Derzeit existiert überall in Europa ein tief verwurzeltes Problem kultureller Diskriminierung und eine weit verbreitete Weigerung zu akzeptieren, was es bedeutet, eine multiethnische, multikulturelle Gesellschaft zu sein. In diesem Sinne bewegen sich die populistischen Parteien wie Sonnenblumen auf den alltäglichen Rassismus zu, ohne eine rassistische Ideologie zu besitzen. Der Aufschwung dieser Art populistischer Politik hat zwei wesentliche Konsequenzen: Sie verschiebt eine sich bereits nach rechts verschiebende politische „Mitte“ weiter nach rechts. Sie legitimiert die rassistische Propaganda der weiter rechts stehenden Kräfte, namentlich der Faschisten und Nazis und verschafft ihr Ansehen.

Die populistischen Kräfte lassen sich schwer bekämpfen, weil sie sich durchaus als fähig erwiesen haben, den politischen Raum zu besetzen und die politische Basis zu erobern, die früher der traditionellen Linken, in Besonderheit der Sozialdemokratie anhing. Weil die Sozialdemokraten sich von der Arbeiterklasse und der unteren Mittelklasse abgewendet haben, haben die Populisten den Versuch unternommen, in diese Lücke einzudringen und sie zu füllen. Dabei bemühen sie sich, die Ängste und Sorgen der „einfachen“ Leute anzusprechen. Darauf hat das ganze linke Spektrum noch keine Antwort gefunden. Selbst wenn die Unterstützung für die Populisten zurückgeht, profitiert davon in der Regel die konservative und liberale Rechte und nicht die Linke.

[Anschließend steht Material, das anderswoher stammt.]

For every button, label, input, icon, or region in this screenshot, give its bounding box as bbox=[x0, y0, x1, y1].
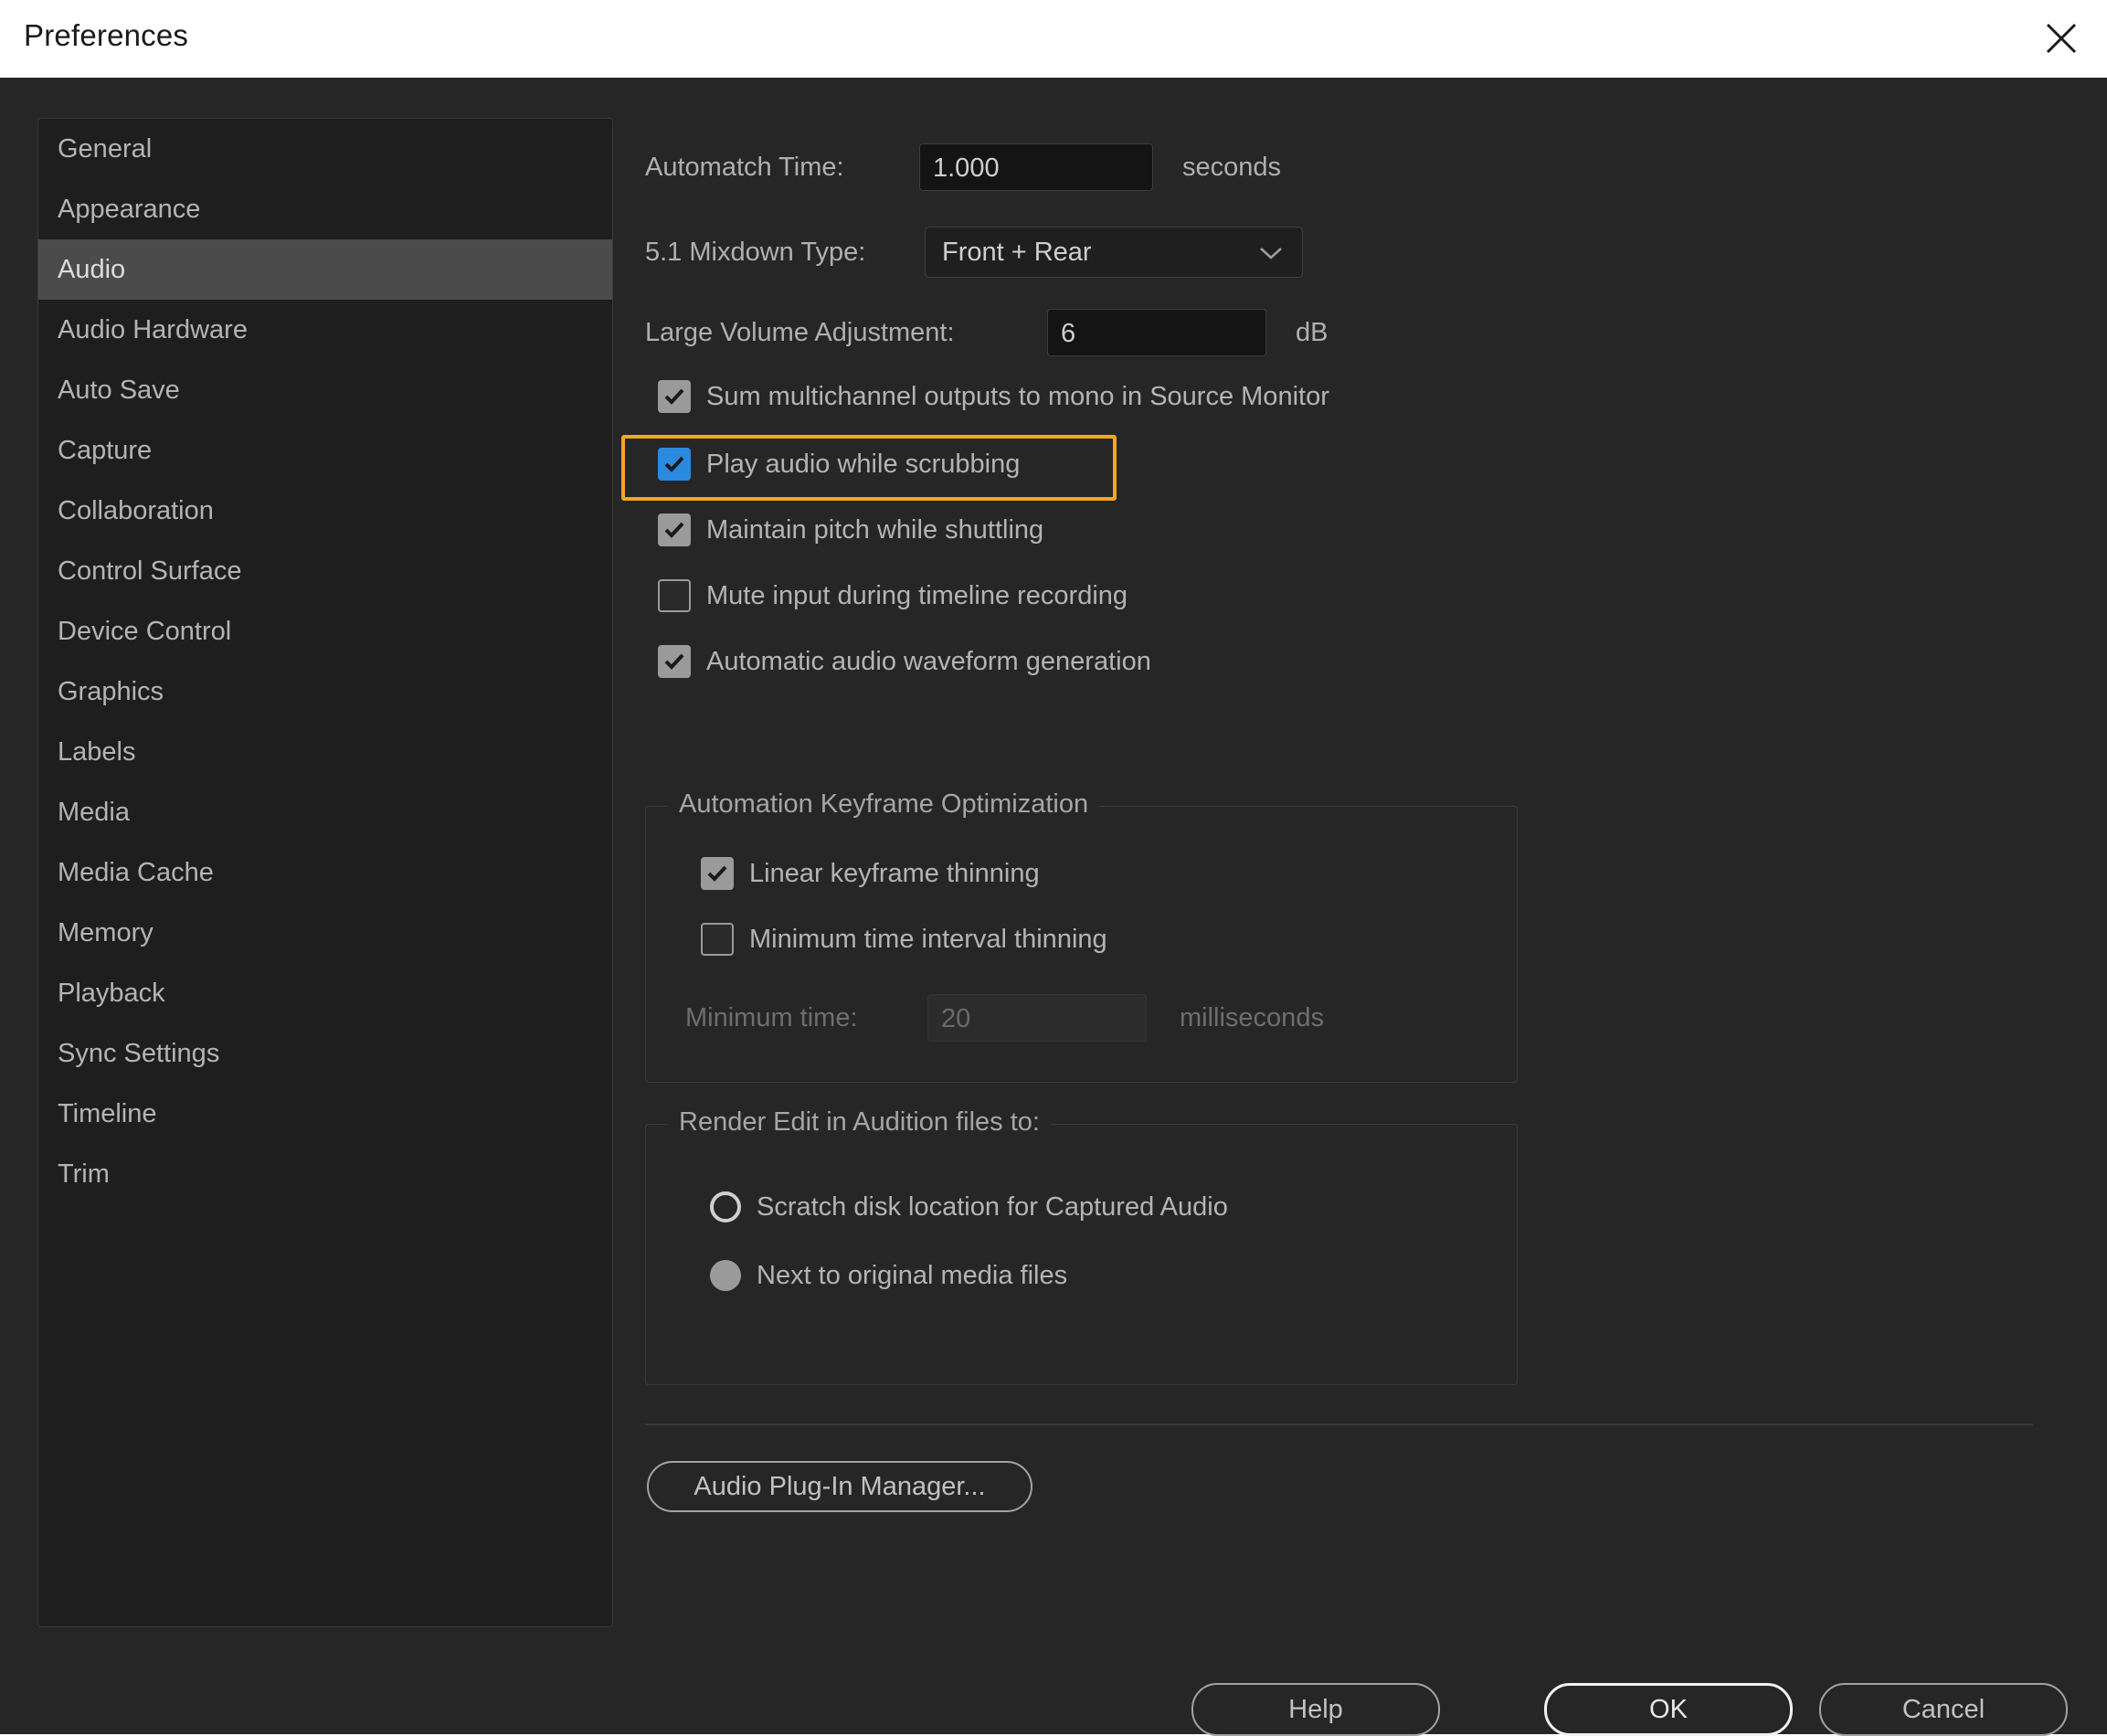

Die antifaschistischen und antirassistischen Bewegungen würden einem katastrophalen Irrtum unterliegen, wenn sie den Rechtspopulismus in seiner gegenwärtigen Erscheinungsform mit Faschismus und Nazismus verwechseln würden. Die Aufgabe besteht darin, den Rechtspopulismus auf seinem eigenen Gebiet zu schlagen. Der Versuch, ihm das Etikett „Nazi“ oder „Faschist“ anzuhängen wird uns nur diskreditieren, weil die Unterschiede zwischen „ähnlichen“ politischen Tendenzen oft genau so wichtig sind wie ihre Ähnlichkeiten.